Şimdilik, bu dünyayı maddi, fiziki öğeler vasıtasıyla anlarız. Fakat çalışmaya başladığımızda, birkaç öğe dâhil ederiz ki bunlar vasıtasıyla öteki ilave öğeleri de keşfederiz. Bu, bize şimdi göremediğimiz nesneleri görmemiz için olanak verir.

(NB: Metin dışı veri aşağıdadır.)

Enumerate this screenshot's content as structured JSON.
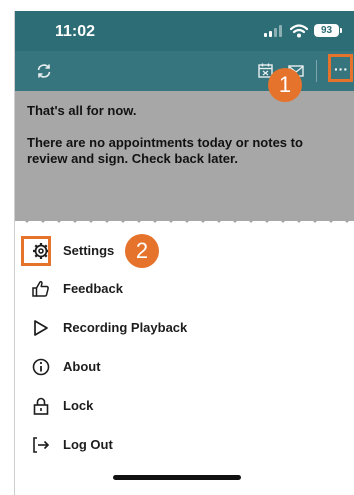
{
  "status_bar": {
    "time": "11:02",
    "battery": "93",
    "icons": [
      "signal-icon",
      "wifi-icon",
      "battery-icon"
    ]
  },
  "toolbar": {
    "icons": [
      "refresh-icon",
      "calendar-icon",
      "mail-icon",
      "more-icon"
    ]
  },
  "content": {
    "title": "That's all for now.",
    "message": "There are no appointments today or notes to review and sign. Check back later."
  },
  "annotations": {
    "step1": "1",
    "step2": "2",
    "highlight_color": "#e5732b"
  },
  "menu": {
    "items": [
      {
        "label": "Settings",
        "icon": "gear-icon"
      },
      {
        "label": "Feedback",
        "icon": "thumbs-up-icon"
      },
      {
        "label": "Recording Playback",
        "icon": "play-icon"
      },
      {
        "label": "About",
        "icon": "info-icon"
      },
      {
        "label": "Lock",
        "icon": "lock-icon"
      },
      {
        "label": "Log Out",
        "icon": "logout-icon"
      }
    ]
  },
  "colors": {
    "header": "#2d6e76",
    "toolbar": "#36757e",
    "overlay": "#a7a7a7"
  }
}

İlk seviyemizde, çok altlarda bir seviyedeyizdir, zira diametrik olarak Yaradan’ın seviyesinin karşısında konumlandırılmışızdır. Fakat sonra, arzumuzu ıslah ederek bu seviyeden yukarı çıkmaya başlarız. Sonra, gerçekte hiçbir değişim olmamasına karşın, çevremizi saran bir başka realiteyi keşfederiz. İçimizde değişiriz ve değişimin ardından çevremizi saran diğer elementlerin farkına varırız. Sonra, bu elementler kaybolur ve her şeyin sadece yüce Yaradan sayesinde olduğunu hissederiz. Aşama aşama keşfetmeye başladığımız elementlere dünyalar denir.

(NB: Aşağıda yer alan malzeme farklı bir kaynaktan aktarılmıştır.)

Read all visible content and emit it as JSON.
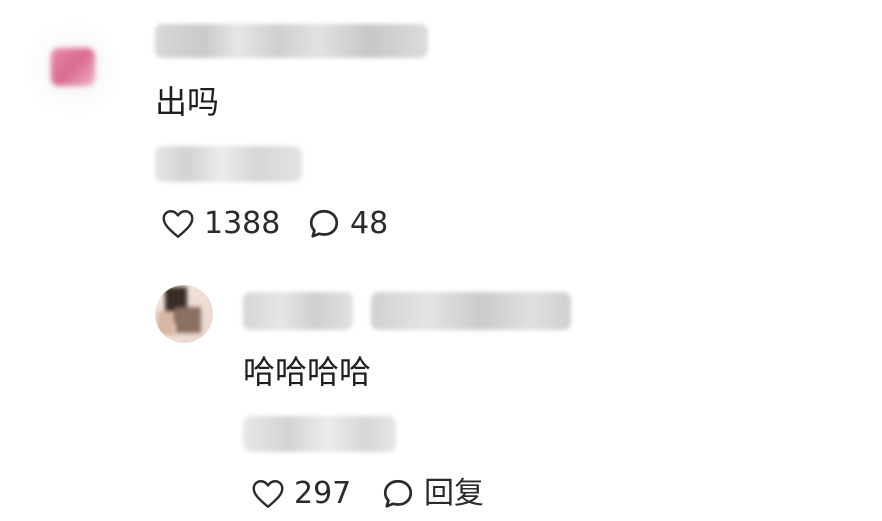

Manevi realiteyi hayal etmeye çalışmamalıyız, ama onu hissetmeye çalışmalıyız. Onu hayal etmek, bizi ona erişmekten alıkoyar. Kabalistler Üst Dünyalara duyuları vasıtasıyla ulaşırlar, aynı bizim maddi dünyaya ulaşmamız gibi. Dünyalar, Yaradan ile bizim aramızda bulunurlar, O’nu bizden saklarlar. Baal HaSulam’ın da yazdığı gibi bu aynı, dünyaların Işığı bizim için filtre etmesi gibidir. Sonra, çevremizi saran realiteyi farklı biçimde görebiliriz. Esasında, bizimle Yaradan arasında hiçbir şeyin var olmadığını keşfedeceğiz.

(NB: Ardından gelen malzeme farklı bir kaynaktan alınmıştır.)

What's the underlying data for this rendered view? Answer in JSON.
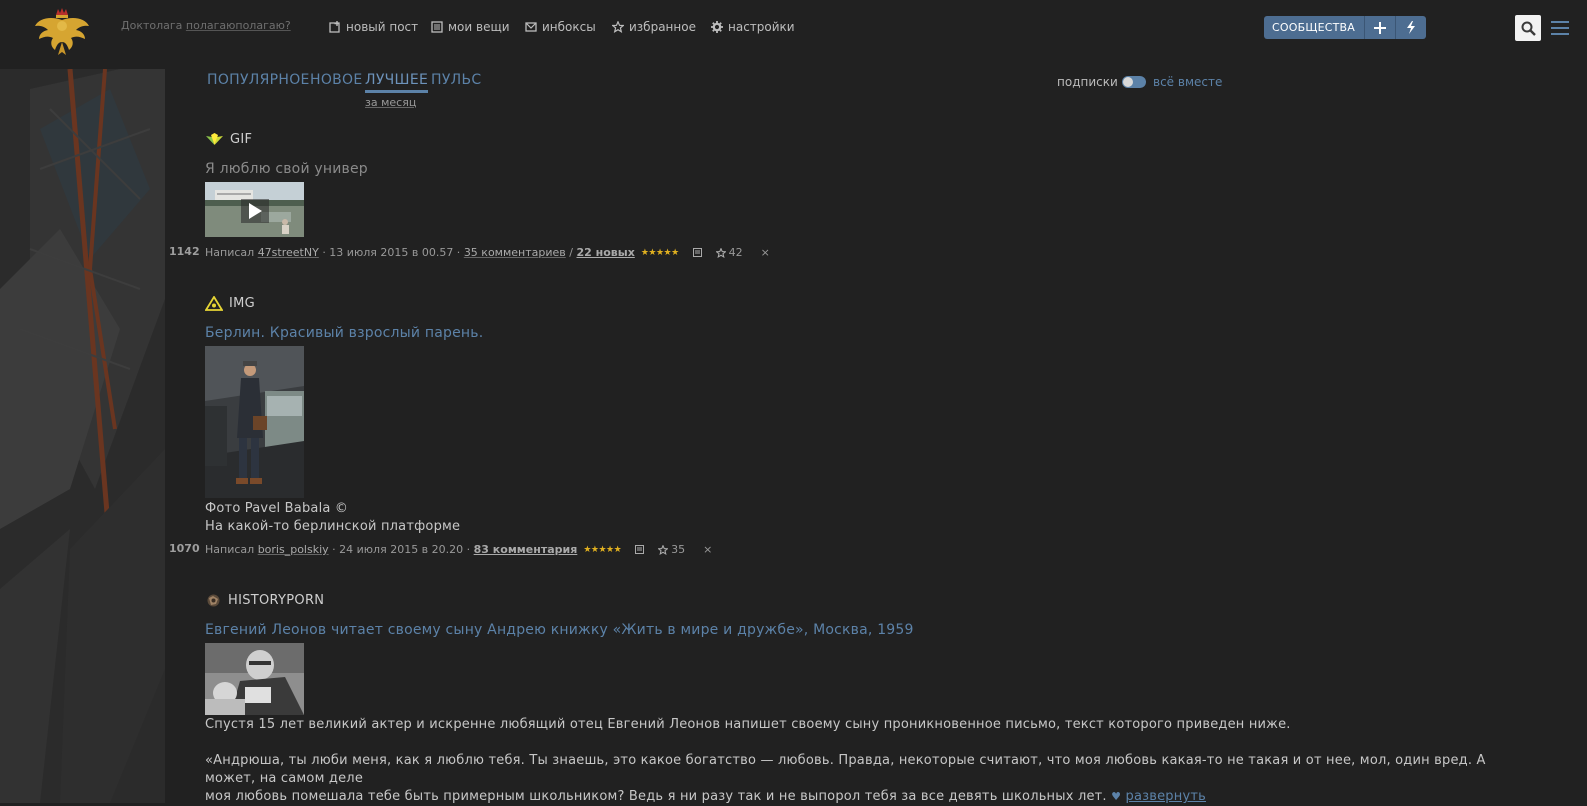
{
  "header": {
    "tagline_pre": "Доктолага ",
    "tagline_link": "полагаюполагаю?",
    "nav": [
      {
        "label": "новый пост",
        "icon": "new-post-icon"
      },
      {
        "label": "мои вещи",
        "icon": "my-stuff-icon"
      },
      {
        "label": "инбоксы",
        "icon": "inbox-icon"
      },
      {
        "label": "избранное",
        "icon": "star-icon"
      },
      {
        "label": "настройки",
        "icon": "gear-icon"
      }
    ],
    "communities_label": "СООБЩЕСТВА",
    "accent": "#4d6d91"
  },
  "tabs": {
    "popular": "ПОПУЛЯРНОЕ",
    "new": "НОВОЕ",
    "best": "ЛУЧШЕЕ",
    "pulse": "ПУЛЬС",
    "period": "за месяц",
    "subscriptions": "подписки",
    "all": "всё вместе"
  },
  "posts": [
    {
      "category": "GIF",
      "title": "Я люблю свой универ",
      "score": "1142",
      "meta": {
        "written": "Написал",
        "author": "47streetNY",
        "date": "· 13 июля 2015 в 00.57 ·",
        "comments": "35 комментариев",
        "sep": "/",
        "new": "22 новых",
        "stars": "★★★★★",
        "favs": "42"
      }
    },
    {
      "category": "IMG",
      "title": "Берлин. Красивый взрослый парень.",
      "caption_1": "Фото Pavel Babala ©",
      "caption_2": "На какой-то берлинской платформе",
      "score": "1070",
      "meta": {
        "written": "Написал",
        "author": "boris_polskiy",
        "date": "· 24 июля 2015 в 20.20 ·",
        "comments": "83 комментария",
        "stars": "★★★★★",
        "favs": "35"
      }
    },
    {
      "category": "HISTORYPORN",
      "title": "Евгений Леонов читает своему сыну Андрею книжку «Жить в мире и дружбе», Москва, 1959",
      "para_1": "Спустя 15 лет великий актер и искренне любящий отец Евгений Леонов напишет своему сыну проникновенное письмо, текст которого приведен ниже.",
      "para_2a": "«Андрюша, ты люби меня, как я люблю тебя. Ты знаешь, это какое богатство — любовь. Правда, некоторые считают, что моя любовь какая-то не такая и от нее, мол, один вред. А может, на самом деле",
      "para_2b": "моя любовь помешала тебе быть примерным школьником? Ведь я ни разу так и не выпорол тебя за все девять школьных лет.",
      "expand": "развернуть"
    }
  ]
}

Bütün bu kargaşa, aramızdaki bu dünyalar, O’nu bizden saklar. Bunlar duyularımızın üzerine yerleştirilmiş maskelerdir. İbranicede Olam (Dünya) kelimesinin kökü, “He’elem”dir, gizlilik anlamındadır. Işığın bir bölümü iletilir ve bir bölümü de gizlidir. Dünya ne kadar üstte olursa, Yaradan da o kadar az gizlenmiş olur.
Bu dünyada olanlar, realitenin farklı resimlerini farklı biçimde çizerler. Mantık, realitenin herkese aynı olması gerektiğini söyler. Fakat bir kişi bir şeyi duyarken, başka bir kişi de başka bir şeyi duyar; bir kişi bir şeyi görürken, bir başkası aynı şeyi farklı biçimde görür.
Baal HaSulam, buna örnek olarak elektriği göstermektedir: Evlerimizde, elektriği kullanan alete ve bu aletin elektriği kullanma kabiliyetine bağlı olarak serinleten, ısıtan, vakum veya basınç oluşturan soyut enerjiyi içeren elektrik prizleri vardır. Fakat enerjinin kendi biçimi yoktur ve soyuttur. Alet, elektrikte bulunan potansiyeli ortaya çıkarır.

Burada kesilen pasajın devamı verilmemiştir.